On the 9/11/2021, Dimitri Gominski defended his PhD thesis on "Generalizable features and image search for multi-source interconnection and analysis". Congratulations Dimitri !!!

Jury

  • Peter BELL, Professor, Friedrich-Alexander Universität Erlangen-Nürnberg, Germany (Reviewer)
  • Philippe JOLY, Professor, Université Paul Sabatier, Toulouse, France (Reviewer)
  • Jantien STOTER, Professor, Delft University of Technology, Netherlands (President)
  • Dimitris SAMARAS, Professor, Stony Brook University, USA (Examiner)
  • Valérie GOUET-BRUNET, Research Director, Université Gustave Eiffel, France (Co-supervisor)
  • Liming CHEN, Professor, École Centrale Lyon, France (Co-supervisor)

 

Summary

With an ever increasing volume of digitally accessible images, establishing connections to organize and analyse data is all the more important. A typical formulation for connecting images without using metadata is content-based image retrieval (CBIR). Similarly to other applications in computer vision, CBIR has benefited from the expressivity of convolutional neural networks (CNN) and obtained unprecedented results on usual benchmarks.
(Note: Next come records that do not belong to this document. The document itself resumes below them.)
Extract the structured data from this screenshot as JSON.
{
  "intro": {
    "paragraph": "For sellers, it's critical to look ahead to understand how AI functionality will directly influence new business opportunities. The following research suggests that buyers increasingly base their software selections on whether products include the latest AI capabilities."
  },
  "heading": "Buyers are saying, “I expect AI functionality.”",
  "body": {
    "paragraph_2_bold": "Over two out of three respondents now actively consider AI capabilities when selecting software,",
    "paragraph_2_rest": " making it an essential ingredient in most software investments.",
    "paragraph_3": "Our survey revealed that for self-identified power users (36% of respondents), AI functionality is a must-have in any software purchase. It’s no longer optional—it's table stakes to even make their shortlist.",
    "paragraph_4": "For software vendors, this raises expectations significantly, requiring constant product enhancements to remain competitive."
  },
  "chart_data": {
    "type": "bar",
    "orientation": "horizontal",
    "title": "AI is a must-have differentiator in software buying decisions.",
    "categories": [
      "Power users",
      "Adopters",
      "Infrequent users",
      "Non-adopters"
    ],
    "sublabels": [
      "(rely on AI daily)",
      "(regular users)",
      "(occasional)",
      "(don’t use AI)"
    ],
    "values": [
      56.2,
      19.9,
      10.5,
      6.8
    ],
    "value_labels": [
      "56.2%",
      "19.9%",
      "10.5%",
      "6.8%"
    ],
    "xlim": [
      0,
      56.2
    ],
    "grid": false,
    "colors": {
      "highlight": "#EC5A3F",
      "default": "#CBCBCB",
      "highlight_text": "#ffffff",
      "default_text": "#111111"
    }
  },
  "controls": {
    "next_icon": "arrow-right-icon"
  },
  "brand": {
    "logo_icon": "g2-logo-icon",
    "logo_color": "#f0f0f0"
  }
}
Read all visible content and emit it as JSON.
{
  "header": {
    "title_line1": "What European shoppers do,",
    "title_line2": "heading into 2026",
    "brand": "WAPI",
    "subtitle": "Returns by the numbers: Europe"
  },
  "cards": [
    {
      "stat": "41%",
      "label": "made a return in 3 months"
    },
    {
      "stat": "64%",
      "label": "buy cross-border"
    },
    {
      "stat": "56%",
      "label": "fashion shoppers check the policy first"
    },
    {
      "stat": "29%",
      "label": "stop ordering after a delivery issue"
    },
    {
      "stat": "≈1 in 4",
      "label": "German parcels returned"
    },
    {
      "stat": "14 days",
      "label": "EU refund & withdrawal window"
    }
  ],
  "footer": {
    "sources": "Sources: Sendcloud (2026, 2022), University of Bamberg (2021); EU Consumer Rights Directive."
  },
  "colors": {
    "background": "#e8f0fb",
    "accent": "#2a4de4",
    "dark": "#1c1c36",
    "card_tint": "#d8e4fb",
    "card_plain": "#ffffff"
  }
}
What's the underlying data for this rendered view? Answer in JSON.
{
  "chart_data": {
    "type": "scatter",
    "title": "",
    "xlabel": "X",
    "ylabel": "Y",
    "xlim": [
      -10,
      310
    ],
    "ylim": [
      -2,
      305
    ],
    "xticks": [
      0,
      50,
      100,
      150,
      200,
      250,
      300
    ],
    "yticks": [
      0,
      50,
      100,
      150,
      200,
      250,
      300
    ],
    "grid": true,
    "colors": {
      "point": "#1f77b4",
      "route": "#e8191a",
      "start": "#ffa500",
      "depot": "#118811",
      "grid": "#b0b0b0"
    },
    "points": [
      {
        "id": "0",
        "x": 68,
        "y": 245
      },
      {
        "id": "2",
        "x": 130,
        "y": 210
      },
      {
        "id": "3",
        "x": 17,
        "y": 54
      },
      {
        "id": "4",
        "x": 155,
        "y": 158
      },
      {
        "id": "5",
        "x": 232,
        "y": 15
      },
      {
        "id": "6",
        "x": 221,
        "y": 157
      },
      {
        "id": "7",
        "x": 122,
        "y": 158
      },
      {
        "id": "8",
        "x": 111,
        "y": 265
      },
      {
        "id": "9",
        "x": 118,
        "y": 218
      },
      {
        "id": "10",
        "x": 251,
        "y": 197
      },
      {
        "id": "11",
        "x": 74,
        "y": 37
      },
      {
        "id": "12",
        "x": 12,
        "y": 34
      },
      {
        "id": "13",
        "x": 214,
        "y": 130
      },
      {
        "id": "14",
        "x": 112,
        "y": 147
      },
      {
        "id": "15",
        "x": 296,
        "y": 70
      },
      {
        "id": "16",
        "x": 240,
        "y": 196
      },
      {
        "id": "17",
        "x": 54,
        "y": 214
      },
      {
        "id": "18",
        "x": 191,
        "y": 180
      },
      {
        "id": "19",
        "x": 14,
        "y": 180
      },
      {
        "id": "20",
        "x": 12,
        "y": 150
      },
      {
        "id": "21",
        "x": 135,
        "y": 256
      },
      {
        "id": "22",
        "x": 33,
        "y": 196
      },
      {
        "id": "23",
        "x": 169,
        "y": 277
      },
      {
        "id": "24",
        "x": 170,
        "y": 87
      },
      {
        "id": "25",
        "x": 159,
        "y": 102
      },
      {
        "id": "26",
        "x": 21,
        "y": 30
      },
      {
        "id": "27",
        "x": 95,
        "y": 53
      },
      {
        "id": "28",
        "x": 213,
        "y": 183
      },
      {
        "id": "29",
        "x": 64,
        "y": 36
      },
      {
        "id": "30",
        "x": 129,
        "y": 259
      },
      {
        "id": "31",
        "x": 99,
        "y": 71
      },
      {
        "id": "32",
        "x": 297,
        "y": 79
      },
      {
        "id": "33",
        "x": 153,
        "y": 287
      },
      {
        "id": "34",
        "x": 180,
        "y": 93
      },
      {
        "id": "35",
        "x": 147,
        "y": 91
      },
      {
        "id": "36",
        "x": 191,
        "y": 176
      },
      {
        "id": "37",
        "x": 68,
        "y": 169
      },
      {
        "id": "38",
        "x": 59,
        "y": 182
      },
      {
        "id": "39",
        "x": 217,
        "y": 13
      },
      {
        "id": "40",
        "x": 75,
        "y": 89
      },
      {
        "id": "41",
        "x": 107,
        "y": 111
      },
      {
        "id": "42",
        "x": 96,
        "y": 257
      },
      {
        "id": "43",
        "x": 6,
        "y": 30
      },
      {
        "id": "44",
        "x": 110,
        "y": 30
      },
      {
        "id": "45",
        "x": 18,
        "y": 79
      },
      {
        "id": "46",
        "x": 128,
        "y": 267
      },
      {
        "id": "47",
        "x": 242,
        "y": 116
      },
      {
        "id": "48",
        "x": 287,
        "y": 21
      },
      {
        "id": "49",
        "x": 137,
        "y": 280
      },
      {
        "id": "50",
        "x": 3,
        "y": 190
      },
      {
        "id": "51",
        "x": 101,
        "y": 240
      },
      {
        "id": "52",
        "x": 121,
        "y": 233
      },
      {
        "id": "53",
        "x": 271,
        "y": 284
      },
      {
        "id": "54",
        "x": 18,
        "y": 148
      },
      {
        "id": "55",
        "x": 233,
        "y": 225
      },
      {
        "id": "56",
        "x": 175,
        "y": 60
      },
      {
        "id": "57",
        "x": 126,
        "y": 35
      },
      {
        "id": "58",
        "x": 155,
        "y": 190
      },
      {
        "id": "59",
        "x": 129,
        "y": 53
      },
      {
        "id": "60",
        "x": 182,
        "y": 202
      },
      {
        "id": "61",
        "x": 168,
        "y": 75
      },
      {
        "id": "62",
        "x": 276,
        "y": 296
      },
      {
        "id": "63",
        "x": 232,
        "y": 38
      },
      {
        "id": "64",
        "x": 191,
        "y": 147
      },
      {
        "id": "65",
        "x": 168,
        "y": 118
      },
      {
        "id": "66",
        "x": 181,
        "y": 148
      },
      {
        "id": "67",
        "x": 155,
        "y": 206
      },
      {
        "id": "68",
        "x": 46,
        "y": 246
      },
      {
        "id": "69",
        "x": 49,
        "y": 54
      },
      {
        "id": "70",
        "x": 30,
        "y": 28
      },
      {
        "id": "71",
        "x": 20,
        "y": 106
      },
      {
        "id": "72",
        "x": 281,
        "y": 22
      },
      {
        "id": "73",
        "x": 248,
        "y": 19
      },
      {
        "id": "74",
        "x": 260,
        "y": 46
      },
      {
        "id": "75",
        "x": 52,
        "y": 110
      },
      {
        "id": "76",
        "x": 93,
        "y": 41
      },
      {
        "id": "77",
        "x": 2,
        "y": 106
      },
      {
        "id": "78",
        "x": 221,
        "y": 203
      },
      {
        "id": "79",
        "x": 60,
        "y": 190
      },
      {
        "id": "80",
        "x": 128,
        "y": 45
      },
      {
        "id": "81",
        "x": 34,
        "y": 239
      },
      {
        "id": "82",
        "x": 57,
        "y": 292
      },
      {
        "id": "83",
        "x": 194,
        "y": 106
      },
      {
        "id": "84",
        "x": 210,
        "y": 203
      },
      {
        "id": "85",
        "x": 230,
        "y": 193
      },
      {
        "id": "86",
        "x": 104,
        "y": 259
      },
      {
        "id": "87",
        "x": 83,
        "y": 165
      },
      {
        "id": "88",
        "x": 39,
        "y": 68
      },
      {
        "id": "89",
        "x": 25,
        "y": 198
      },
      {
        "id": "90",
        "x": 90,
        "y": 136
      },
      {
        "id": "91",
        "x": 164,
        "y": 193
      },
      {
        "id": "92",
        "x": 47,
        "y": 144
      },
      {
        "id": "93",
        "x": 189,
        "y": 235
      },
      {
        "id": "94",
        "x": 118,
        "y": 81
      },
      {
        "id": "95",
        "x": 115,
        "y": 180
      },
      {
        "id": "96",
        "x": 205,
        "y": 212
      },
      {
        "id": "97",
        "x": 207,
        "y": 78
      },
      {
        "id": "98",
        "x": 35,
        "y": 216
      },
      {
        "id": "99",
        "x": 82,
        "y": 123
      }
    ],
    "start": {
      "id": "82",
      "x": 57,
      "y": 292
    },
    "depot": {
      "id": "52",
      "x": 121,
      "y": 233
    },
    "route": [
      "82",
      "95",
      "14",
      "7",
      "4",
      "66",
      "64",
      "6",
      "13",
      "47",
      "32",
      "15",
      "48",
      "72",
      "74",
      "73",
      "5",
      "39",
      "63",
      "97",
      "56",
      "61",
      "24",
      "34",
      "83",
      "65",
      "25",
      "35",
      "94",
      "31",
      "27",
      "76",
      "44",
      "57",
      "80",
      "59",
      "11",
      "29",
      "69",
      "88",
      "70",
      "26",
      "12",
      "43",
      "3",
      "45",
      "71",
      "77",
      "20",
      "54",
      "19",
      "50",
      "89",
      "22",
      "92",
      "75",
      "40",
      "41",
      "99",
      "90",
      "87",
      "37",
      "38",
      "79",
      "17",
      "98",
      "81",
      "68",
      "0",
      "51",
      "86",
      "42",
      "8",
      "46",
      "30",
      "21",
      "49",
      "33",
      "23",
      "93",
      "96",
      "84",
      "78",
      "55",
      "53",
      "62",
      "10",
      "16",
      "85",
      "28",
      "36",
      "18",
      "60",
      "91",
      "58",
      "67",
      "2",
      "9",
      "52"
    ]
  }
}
However, it is hard to say whether this performance is explained by the proposal of more and more sophisticated architectures and models, or simply by the presence of a training dataset that matches the use case, i.e. that has similar visual and semantic characteristics. Indeed, the usual paradigm of the model-training dataset couple shows its limits as soon as one leaves the case characterized by the training data: the performance drops when the model is tested on different data, or data with too high variability.

This thesis addresses this issue with a critical look at deep learning methods and their real application potential. In a context of multi-source territorial imagery, a benchmark is proposed to characterize a new research problem: heterogeneous image retrieval, "low-data" (without training data), with a use case where defining a training dataset and a baseline method is not easy. With this benchmark, new measures are proposed to qualify the generalization ability of the model in a CBIR context, then technical solutions that allow to get rid of the hazardous definition of the above-mentioned "similar visual and semantic characteristics". The discussion around the results highlights a probably too great importance given to the architecture of neural networks, and promising ideas in CBIR which provides tools agnostics of the used model, and allowing to exploit the comparative advantages of different models trained on different data sets. Finally, the interest of this generalist approach is confirmed by an application to a case where, despite the abundance of methods and data, they are encapsulated in a set of small datasets and therefore with an unclear application potential: land-use classification with satellite imagery.